Re: [PATCH] reject SHA1 collisions (was: Re: Progress on SHA-1 fixes in patch releases?)

Posted by Mark Phippard <ma...@gmail.com>.
On Tue, May 9, 2017 at 12:08 PM, Stefan Sperling <st...@elego.de> wrote:

> On Tue, May 09, 2017 at 03:44:22PM +0000, Daniel Shahaf wrote:
> > Stefan Sperling wrote on Tue, May 09, 2017 at 15:25:23 +0200:
> > > This could be further extended by the config knob to give users a
> choice.
> > > I don't see a good way of adding such a knob in a patch release,
> though.
> >
> > Just give the knob a name that indicates it's not forward compatible?
> >
> > For illustration, if the knob in 1.10 will be called "foo", then the
> > knob in 1.9.6 could be named "SVN_NFC_foo", where the prefix stands for
> > "svn not forward compatible".
>
> For a patch release I would generally prefer a simple solution that
> does not add knobs. A fix that people can install and forget about
> is going to be appreciated the most after all the hype and worrying
> this problem has caused.
>
> And I wonder who would really want to tweak such a knob in the first place.
> People who really wish to store SHA1 collisions in their FSFS repository
> could just disable rep-sharing, couldn't they?
>


From the best I can tell we have no plan on how or when we could support
this in the working copy.  I have also seen a lot of people express
interest in the hook scripts to block the sha1 collisions and not any real
conversation about wanting to fully support storing collisions.  With that
in mind, why not just simplify this and say we have no plans to provide
support for supporting two files with the same sha1 and put the code in
place in 1.9.x to block this from happening.  This removes the need for
people to add hooks and it solves the problem.

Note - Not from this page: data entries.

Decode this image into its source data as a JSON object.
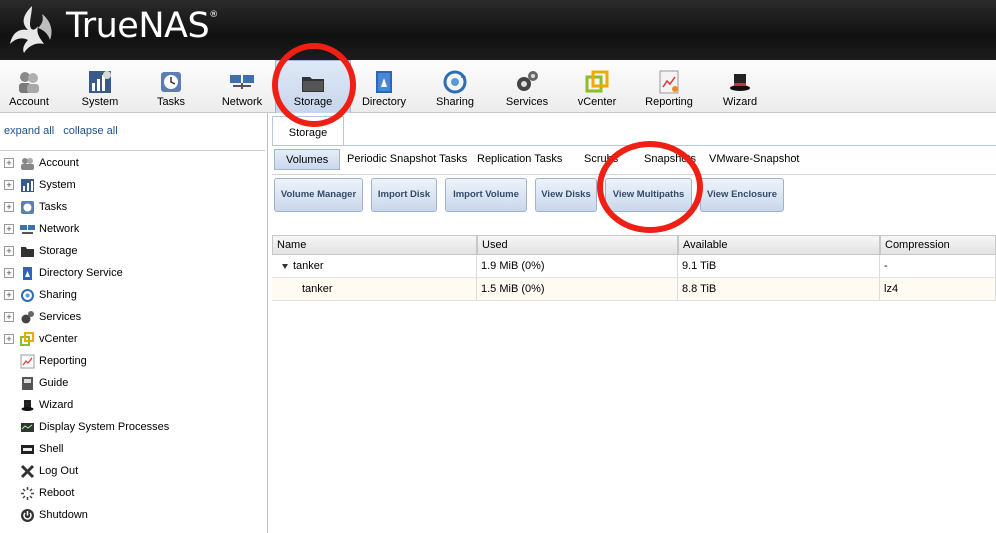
{
  "header": {
    "brand": "TrueNAS",
    "trademark": "®"
  },
  "toolbar": {
    "items": [
      {
        "label": "Account",
        "icon": "account-icon"
      },
      {
        "label": "System",
        "icon": "system-icon"
      },
      {
        "label": "Tasks",
        "icon": "tasks-icon"
      },
      {
        "label": "Network",
        "icon": "network-icon"
      },
      {
        "label": "Storage",
        "icon": "storage-icon",
        "active": true
      },
      {
        "label": "Directory",
        "icon": "directory-icon"
      },
      {
        "label": "Sharing",
        "icon": "sharing-icon"
      },
      {
        "label": "Services",
        "icon": "services-icon"
      },
      {
        "label": "vCenter",
        "icon": "vcenter-icon"
      },
      {
        "label": "Reporting",
        "icon": "reporting-icon"
      },
      {
        "label": "Wizard",
        "icon": "wizard-icon"
      }
    ]
  },
  "left": {
    "expand_all": "expand all",
    "collapse_all": "collapse all",
    "tree": [
      {
        "label": "Account",
        "expandable": true
      },
      {
        "label": "System",
        "expandable": true
      },
      {
        "label": "Tasks",
        "expandable": true
      },
      {
        "label": "Network",
        "expandable": true
      },
      {
        "label": "Storage",
        "expandable": true
      },
      {
        "label": "Directory Service",
        "expandable": true
      },
      {
        "label": "Sharing",
        "expandable": true
      },
      {
        "label": "Services",
        "expandable": true
      },
      {
        "label": "vCenter",
        "expandable": true
      },
      {
        "label": "Reporting",
        "expandable": false
      },
      {
        "label": "Guide",
        "expandable": false
      },
      {
        "label": "Wizard",
        "expandable": false
      },
      {
        "label": "Display System Processes",
        "expandable": false
      },
      {
        "label": "Shell",
        "expandable": false
      },
      {
        "label": "Log Out",
        "expandable": false
      },
      {
        "label": "Reboot",
        "expandable": false
      },
      {
        "label": "Shutdown",
        "expandable": false
      }
    ]
  },
  "main": {
    "tab": "Storage",
    "subtabs": [
      "Volumes",
      "Periodic Snapshot Tasks",
      "Replication Tasks",
      "Scrubs",
      "Snapshots",
      "VMware-Snapshot"
    ],
    "buttons": [
      "Volume Manager",
      "Import Disk",
      "Import Volume",
      "View Disks",
      "View Multipaths",
      "View Enclosure"
    ],
    "grid": {
      "columns": [
        "Name",
        "Used",
        "Available",
        "Compression"
      ],
      "rows": [
        [
          "tanker",
          "1.9 MiB (0%)",
          "9.1 TiB",
          "-"
        ],
        [
          "tanker",
          "1.5 MiB (0%)",
          "8.8 TiB",
          "lz4"
        ]
      ]
    }
  },
  "colors": {
    "annotation": "#ef1f14",
    "header_bg": "#151515",
    "active_tab": "#c6d6ec"
  }
}
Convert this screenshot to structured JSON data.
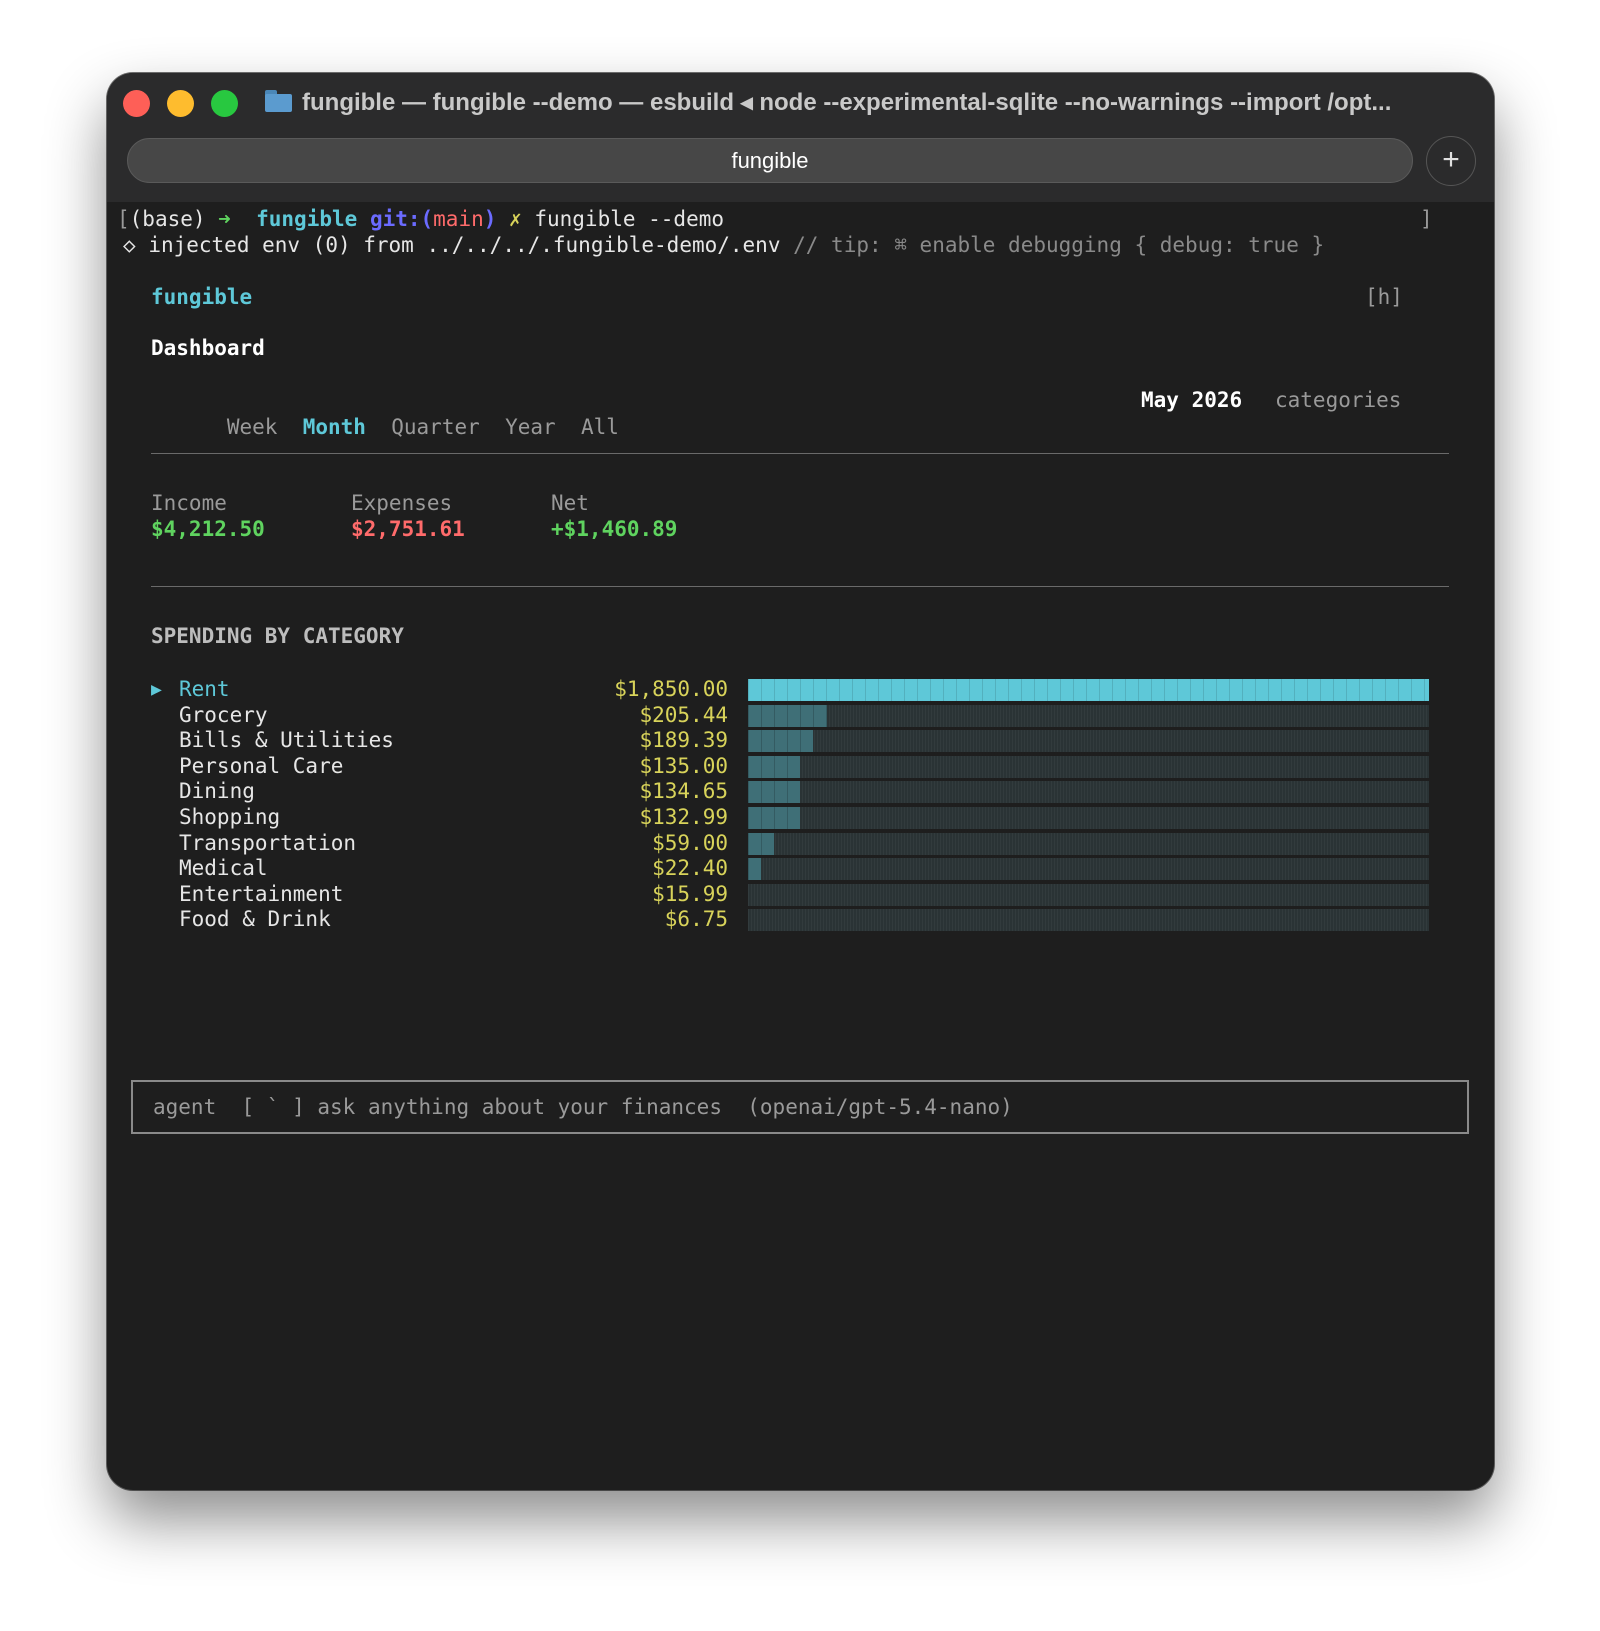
{
  "window": {
    "title": "fungible — fungible --demo — esbuild ◂ node --experimental-sqlite --no-warnings --import /opt...",
    "tab_label": "fungible",
    "new_tab_label": "+"
  },
  "prompt": {
    "open_bracket": "[",
    "env": "(base)",
    "arrow": "➜",
    "dir": "fungible",
    "git_label": "git:(",
    "branch": "main",
    "git_close": ")",
    "dirty": "✗",
    "command": "fungible --demo",
    "close_bracket": "]"
  },
  "env_line": {
    "symbol": "◇",
    "message": "injected env (0) from ../../../.fungible-demo/.env",
    "tip": "// tip: ⌘ enable debugging { debug: true }"
  },
  "app": {
    "name": "fungible",
    "help_hint": "[h]",
    "view_title": "Dashboard"
  },
  "periods": [
    {
      "label": "Week",
      "active": false
    },
    {
      "label": "Month",
      "active": true
    },
    {
      "label": "Quarter",
      "active": false
    },
    {
      "label": "Year",
      "active": false
    },
    {
      "label": "All",
      "active": false
    }
  ],
  "current_period": "May 2026",
  "view_mode": "categories",
  "summary": {
    "income_label": "Income",
    "income_value": "$4,212.50",
    "expenses_label": "Expenses",
    "expenses_value": "$2,751.61",
    "net_label": "Net",
    "net_value": "+$1,460.89"
  },
  "spending": {
    "heading": "SPENDING BY CATEGORY",
    "selected_marker": "▶"
  },
  "chart_data": {
    "type": "bar",
    "title": "SPENDING BY CATEGORY",
    "categories": [
      "Rent",
      "Grocery",
      "Bills & Utilities",
      "Personal Care",
      "Dining",
      "Shopping",
      "Transportation",
      "Medical",
      "Entertainment",
      "Food & Drink"
    ],
    "value_labels": [
      "$1,850.00",
      "$205.44",
      "$189.39",
      "$135.00",
      "$134.65",
      "$132.99",
      "$59.00",
      "$22.40",
      "$15.99",
      "$6.75"
    ],
    "values": [
      1850.0,
      205.44,
      189.39,
      135.0,
      134.65,
      132.99,
      59.0,
      22.4,
      15.99,
      6.75
    ],
    "selected_index": 0,
    "orientation": "horizontal"
  },
  "agent": {
    "label": "agent",
    "shortcut": "[ ` ]",
    "placeholder": "ask anything about your finances",
    "model": "(openai/gpt-5.4-nano)"
  },
  "colors": {
    "accent_cyan": "#5ec8d8",
    "income_green": "#5fd35f",
    "expense_red": "#ff6b6b",
    "amount_yellow": "#d8d35a",
    "bar_dim": "#3f6f77"
  }
}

If and when someone can state enough of a need for storing files with the
same sha1 let them step forward with a proposal and code for how to do
this.  Until then it seems like just flat out blocking this from happening
is better then a half hearted attempt to support it.

This approach does not need any knobs or hooks.


-- 
Thanks

Mark Phippard
http://markphip.blogspot.com/

Re: [PATCH] reject SHA1 collisions (was: Re: Progress on SHA-1 fixes in patch releases?)

Posted by Stefan Sperling <st...@elego.de>.
On Tue, May 09, 2017 at 03:44:22PM +0000, Daniel Shahaf wrote:
> Stefan Sperling wrote on Tue, May 09, 2017 at 15:25:23 +0200:
> > This could be further extended by the config knob to give users a choice.
> > I don't see a good way of adding such a knob in a patch release, though.
> 
> Just give the knob a name that indicates it's not forward compatible?
> 
> For illustration, if the knob in 1.10 will be called "foo", then the
> knob in 1.9.6 could be named "SVN_NFC_foo", where the prefix stands for
> "svn not forward compatible".

For a patch release I would generally prefer a simple solution that
does not add knobs. A fix that people can install and forget about
is going to be appreciated the most after all the hype and worrying
this problem has caused.

And I wonder who would really want to tweak such a knob in the first place.
People who really wish to store SHA1 collisions in their FSFS repository
could just disable rep-sharing, couldn't they?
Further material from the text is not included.